Deuteronomy 32:8. It is indeed true that the possessions of the nations were allotted to them by the hidden counsel of God, but there was a special reason regarding His chosen people; for the Lord had made Abraham the true possessor of that land, even forever. Genesis 17:8.

Now the Moabites were confined, as it were, to a certain place; the Lord had assigned to them their own inheritance. When, therefore, they sought to go beyond and to invade the land of the Jews, God’s wrath must have been kindled against them, for they thus fought not against mortals, but against God Himself; for by removing the borders fixed by Him, they attempted to subvert His eternal decree.
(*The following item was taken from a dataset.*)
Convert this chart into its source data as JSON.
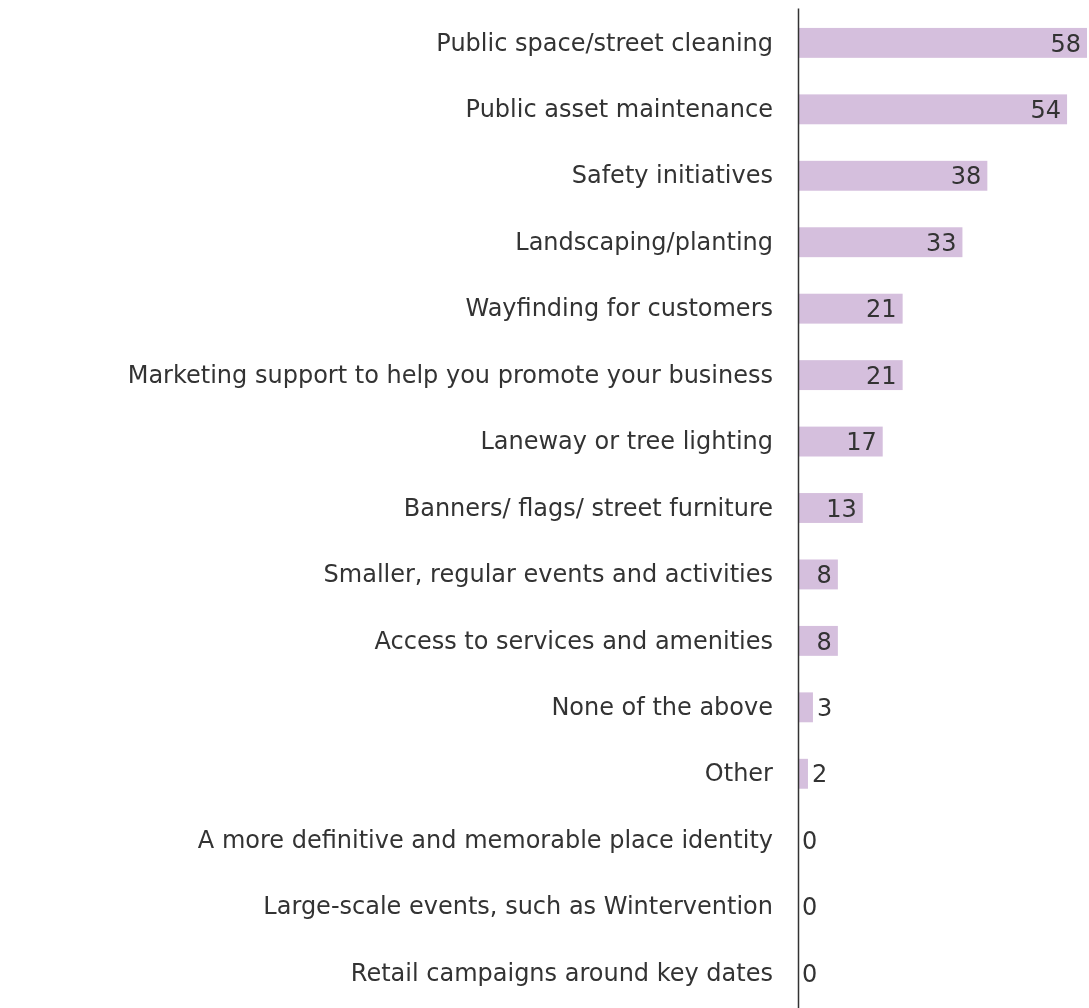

We now, then, understand why the Prophet says that the children of Moab and of Ammon had enlarged over the border of those who had been placed in the land of Canaan by God’s hand. For they not only sought to expel their neighbors, but wished and tried to take away from God’s hand that inheritance which the Lord had given to Abraham, and given, as I have said, permanently.

Prayer:

Grant, Almighty God, that as You have been pleased to consecrate us as a special people to Yourself, we may be mindful of such an invaluable favor, and devote ourselves wholly to You, and so labor to cultivate true sincerity as to bear the marks of Your people and of Your holy Church; and as we are so polluted by so many of the defilements of our own flesh and of this world, grant that Your Holy Spirit may cleanse us more and more every day, until You bring us at last to that perfection to which You invite us by the voice of Your gospel, that we may also enjoy that blessed glory which has been provided for us by the blood of Your only begotten Son. Amen.